– О, да, – улыбка сменилась беспокойством, – Я работала еще на их дядю, позже и они перебрались сюда из Италии. Сначала Алехандро, потом – его братья.
– Братья?
Неужели у них есть еще один брат? Сколько же их?
– Ренцо – средний сын Корсини. Сейчас он живет в другом городе, – последние слова она почти шептала, – Не упоминайте о нем, Алехандро не любит обсуждать эту тему.

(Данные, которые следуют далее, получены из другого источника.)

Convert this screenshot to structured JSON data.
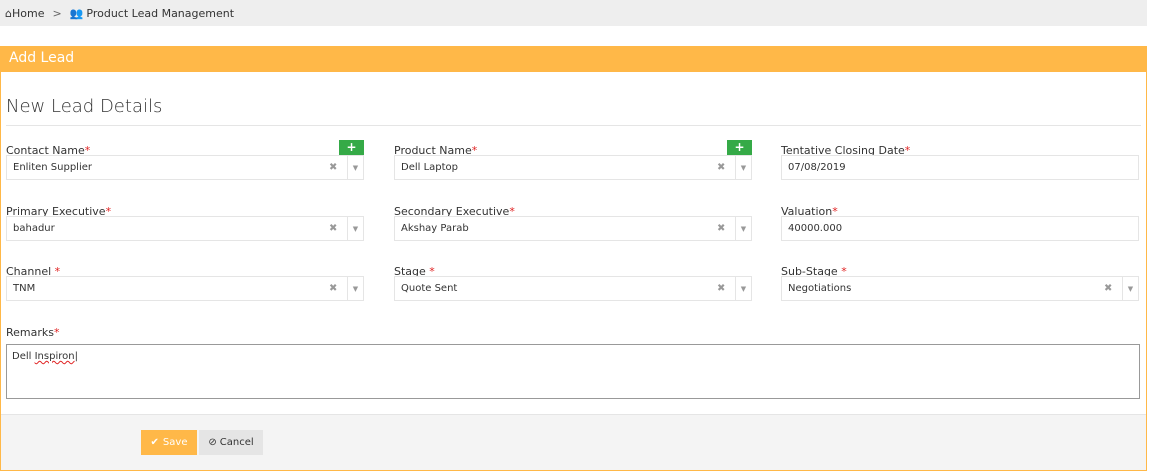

Я усмехнулась, – Поверьте, мне и двух братьев хватает. Все это…– оглядевшись, не нашла слов.
Да, от новых приключений захватывает дух. Но, как и на любых американских горках, у них должен быть конец. И я боялась, что моя история закончится в морге раньше, чем хотелось.
На его лице не было никаких эмоций, когда я рассказывала об умершем парне. Боже, парнишке было не больше, чем Адриано. За пустым взглядом могла скрываться кровожадность. Мне не следовало слушать его, и тем более доверять ему. Но верить случаю и надеяться на простое разрешение ситуации было глупо. Сегодня мне вновь угрожали пистолетом. Но по крайней мере Алехандро чувствует себя обязанным и предлагает защиту.
Успокойся, ты всегда можешь уйти. Ты не совершала ничего противозаконного, ну почти. И тебя здесь ничего не держит. Почти. Не считая непонятной привязанности к одному брату и непреодолимой тяги к другому.
– Мисс…
– Пожалуйста, зовите меня Хлоя, – не хватало еще, чтобы женщина, старше моей матери, обращалась ко мне официально.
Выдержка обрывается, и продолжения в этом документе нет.